Ever wondered why nothing gets done in Washington, D.C.? Perhaps the lack of action has something to do with the fact that so many of our “leaders” are well into their sunset years and riddled with health problems.
Just recently, Senate Minority Leader Mitch McConnell (R-Ky.) was seen freezing up midsentence in the middle of a press conference at Capitol Hill. McConnell is 81 years old.
“Good afternoon, everyone. We’re on a path to finishing the NDAA (National Defense Authorization Act) this week. There’s been good bipartisan cooperation and a string of —” McConnell said, before trailing off and staring into the distance.
“You okay, Mitch?” Sen. John Barrasso (R-Wy.), asked. “Is there anything else you want to say or should we just go back to your office?”
That’s not all; earlier this year, McConnell suffered a concussion and fractured rib after falling in a Washington hotel. But he’s not the only one suffering from health issues.

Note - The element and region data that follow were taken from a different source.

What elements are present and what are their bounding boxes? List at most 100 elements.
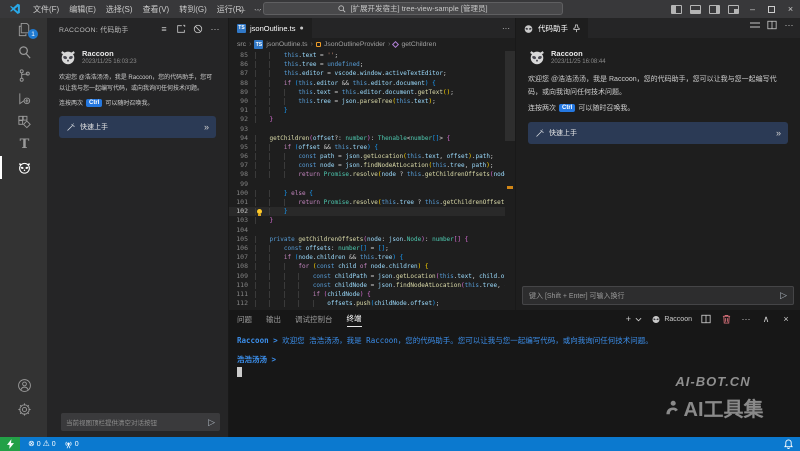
tab-debug-console[interactable]: 调试控制台 (295, 312, 333, 327)
menu-edit[interactable]: 编辑(E) (64, 4, 101, 15)
send-icon[interactable]: ▷ (780, 290, 787, 301)
forward-arrow-icon[interactable]: → (253, 4, 262, 14)
remote-indicator[interactable] (0, 437, 20, 451)
code-line[interactable]: 102 } (229, 207, 505, 216)
breadcrumb-file[interactable]: jsonOutline.ts (266, 41, 307, 48)
code-line[interactable]: 85 this.text = ''; (229, 51, 505, 60)
code-line[interactable]: 94 getChildren(offset?: number): Thenabl… (229, 134, 505, 143)
split-editor-icon[interactable] (765, 18, 779, 32)
account-button[interactable] (0, 374, 47, 397)
code-line[interactable]: 105 private getChildrenOffsets(node: jso… (229, 235, 505, 244)
code-line[interactable]: 87 this.editor = vscode.window.activeTex… (229, 69, 505, 78)
sidebar-item-tree-view[interactable]: T (0, 133, 47, 156)
code-text: if (this.editor && this.editor.document)… (255, 79, 436, 88)
problems-status[interactable]: ⊗ 0 ⚠ 0 (28, 440, 56, 448)
code-line[interactable]: 107 if (node.children && this.tree) { (229, 253, 505, 262)
close-button[interactable]: × (781, 0, 800, 18)
toggle-panel-icon[interactable] (690, 5, 701, 14)
more-actions-icon[interactable]: ··· (740, 312, 752, 326)
code-line[interactable]: 110 const childNode = json.findNodeAtLoc… (229, 281, 505, 290)
kill-terminal-icon[interactable] (720, 312, 732, 326)
code-line[interactable]: 91 } (229, 106, 505, 115)
sidebar-item-search[interactable] (0, 41, 47, 64)
vscode-logo-icon (8, 3, 22, 15)
toggle-sidebar-right-icon[interactable] (709, 5, 720, 14)
breadcrumb-src[interactable]: src (237, 41, 246, 48)
code-line[interactable]: 86 this.tree = undefined; (229, 60, 505, 69)
menu-go[interactable]: 转到(G) (174, 4, 212, 15)
customize-layout-icon[interactable] (728, 5, 739, 14)
clear-chat-icon[interactable]: ≡ (157, 22, 171, 36)
code-text: this.editor = vscode.window.activeTextEd… (255, 69, 447, 78)
code-line[interactable]: 104 (229, 226, 505, 235)
code-line[interactable]: 97 const node = json.findNodeAtLocation(… (229, 161, 505, 170)
tab-terminal[interactable]: 终端 (347, 311, 362, 327)
more-actions-icon[interactable]: ··· (208, 22, 222, 36)
sidebar-item-explorer[interactable]: 1 (0, 18, 47, 41)
settings-gear-icon[interactable] (0, 398, 47, 421)
line-number: 85 (229, 51, 255, 60)
code-line[interactable]: 92 } (229, 115, 505, 124)
split-terminal-icon[interactable] (700, 312, 712, 326)
command-center[interactable]: [扩展开发宿主] tree-view-sample [管理员] (263, 2, 563, 15)
tab-assistant[interactable]: 代码助手 (516, 18, 589, 38)
menu-view[interactable]: 查看(V) (138, 4, 175, 15)
breadcrumb-class[interactable]: JsonOutlineProvider (324, 41, 385, 48)
terminal-content[interactable]: Raccoon > 欢迎您 浩浩汤汤，我是 Raccoon，您的代码助手。您可以… (229, 328, 800, 377)
terminal-instance-label[interactable]: Raccoon (651, 314, 692, 324)
modified-dot-icon[interactable]: ● (299, 25, 303, 32)
code-lines[interactable]: 85 this.text = '';86 this.tree = undefin… (229, 51, 505, 310)
code-line[interactable]: 101 return Promise.resolve(this.tree ? t… (229, 198, 505, 207)
code-line[interactable]: 109 const childPath = json.getLocation(t… (229, 272, 505, 281)
code-line[interactable]: 96 const path = json.getLocation(this.te… (229, 152, 505, 161)
code-line[interactable]: 90 this.tree = json.parseTree(this.text)… (229, 97, 505, 106)
sidebar-item-run-debug[interactable] (0, 87, 47, 110)
close-panel-icon[interactable]: × (780, 312, 792, 326)
menu-file[interactable]: 文件(F) (28, 4, 64, 15)
code-line[interactable]: 106 const offsets: number[] = []; (229, 244, 505, 253)
code-line[interactable]: 95 if (offset && this.tree) { (229, 143, 505, 152)
block-icon[interactable] (191, 22, 205, 36)
assistant-chat-input[interactable]: 键入 [Shift + Enter] 可输入换行 ▷ (522, 286, 794, 305)
code-line[interactable]: 100 } else { (229, 189, 505, 198)
tab-output[interactable]: 输出 (266, 312, 281, 327)
quickstart-button[interactable]: 快速上手 » (59, 116, 216, 138)
line-number: 99 (229, 180, 255, 189)
tab-jsonoutline[interactable]: TS jsonOutline.ts ● (229, 18, 313, 38)
new-chat-icon[interactable] (174, 22, 188, 36)
ruler-marker (507, 186, 513, 189)
code-line[interactable]: 99 (229, 180, 505, 189)
code-line[interactable]: 93 (229, 125, 505, 134)
code-line[interactable]: 88 if (this.editor && this.editor.docume… (229, 79, 505, 88)
sidebar-item-extensions[interactable] (0, 110, 47, 133)
code-line[interactable]: 98 return Promise.resolve(node ? this.ge… (229, 170, 505, 179)
toggle-sidebar-left-icon[interactable] (671, 5, 682, 14)
toggle-layout-icon[interactable] (748, 18, 762, 32)
menu-selection[interactable]: 选择(S) (101, 4, 138, 15)
quickstart-button[interactable]: 快速上手 » (528, 122, 788, 144)
maximize-panel-icon[interactable]: ∧ (760, 312, 772, 326)
broadcast-status[interactable]: 0 (64, 440, 79, 449)
code-line[interactable]: 112 offsets.push(childNode.offset); (229, 299, 505, 308)
code-line[interactable]: 103 } (229, 216, 505, 225)
scrollbar-slider[interactable] (505, 51, 515, 141)
sidebar-chat-input[interactable]: 当前视图顶栏提供清空对话按钮 ▷ (61, 413, 220, 431)
back-arrow-icon[interactable]: ← (238, 4, 247, 14)
terminal-dropdown-icon[interactable] (634, 312, 643, 326)
overview-ruler[interactable] (505, 51, 515, 310)
breadcrumb-method[interactable]: getChildren (401, 41, 436, 48)
tab-problems[interactable]: 问题 (237, 312, 252, 327)
minimize-button[interactable]: – (743, 0, 762, 18)
pin-icon[interactable] (572, 24, 581, 33)
more-actions-icon[interactable]: ··· (782, 18, 796, 32)
code-line[interactable]: 89 this.text = this.editor.document.getT… (229, 88, 505, 97)
send-icon[interactable]: ▷ (208, 417, 215, 428)
code-line[interactable]: 108 for (const child of node.children) { (229, 262, 505, 271)
sidebar-item-raccoon[interactable] (0, 156, 47, 179)
editor-more-actions-icon[interactable]: ··· (497, 18, 515, 38)
maximize-button[interactable] (762, 0, 781, 18)
notifications-bell-icon[interactable] (784, 439, 793, 449)
code-line[interactable]: 111 if (childNode) { (229, 290, 505, 299)
sidebar-item-source-control[interactable] (0, 64, 47, 87)
new-terminal-icon[interactable]: + (622, 312, 634, 326)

Sen. Dianne Feinstein (D-Calif.) visited the hospital last week after tripping and falling in San Francisco. “Senator Feinstein briefly went to the hospital yesterday afternoon as a precaution after a minor fall in her home. All of her scans were clear, and she returned home,” a spokesperson for the senator said in a statement about the matter.
In February of this year, Feinstein contracted shingles and wound up spending months away from the Senate, first in the hospital and then recovering at home. She’s had a tough time talking to people since her return.
Recently, Feinstein was seen following the instructions of one of her aides on how to proceed with a vote in the Senate. Feinstein is 90 years old.
WATCH: Democrats beg 90 year-old Dianne Feinstein to “just say aye” at vote, telling her not to explain her reasoning.
This is so sad to watch!
— Proud Elephant 🇺🇸🦅 (@ProudElephantUS) August 4, 2023
Also for our VIPs: The Top Five Politicians Who Aren’t Healthy Enough To Be in Office
Of 435 lawmakers in the House, 15 are 80 years of age or older. The ranks of Congressional reps include: Rep. Grace Napolitano (D-Calif.), 86; Democrat Delegate Eleanor Norton (D-D.C.), 86; Rep. Maxine Waters (D-Calif.), 84; Rep. Steny Hoyer (D-Md.), 84; Rep. Hal Rogers (R-Ky.), 85; Rep. Bill Pascrell Jr. (D-N.J.), 86; Rep. Jim Clyburn (D-S.C.), 83; Rep. Nancy Pelosi (D-Calif.), 83; Rep. Danny Davis (D-Ill.), 81; Rep. John Carter (R-Texas), 82; Rep. Anna Eshoo (D-Calif.), 80; Rep. Fredrica Wilson (D-Fla.), 80; Rep. Rosa DeLauro (D-Conn.), 80; Rep. Virginia Foxx (R-N.C.), 80; and Rep. Kay Granger (R-Texas), 80.
Of the 100 members of the Senate, four are over the age of 80, including the aforementioned Feinstein and McConnell. Rep. Chuck Grassley (R-Iowa) is 89 years old, and Rep. Bernie Sanders (I-Vt.) is 81 years old.
This is a major factor in why things don’t get done in Washington. There are too many elderly people in office. In the executive branch, our manifestly senile President, Joe Biden, will be turning 81 years old in November. As we all know, given his long history of gaffes and inability to speak coherently, Biden isn’t all that sharp. Yet this is the guy making decisions for us? We are living in the United States of gerontocracy.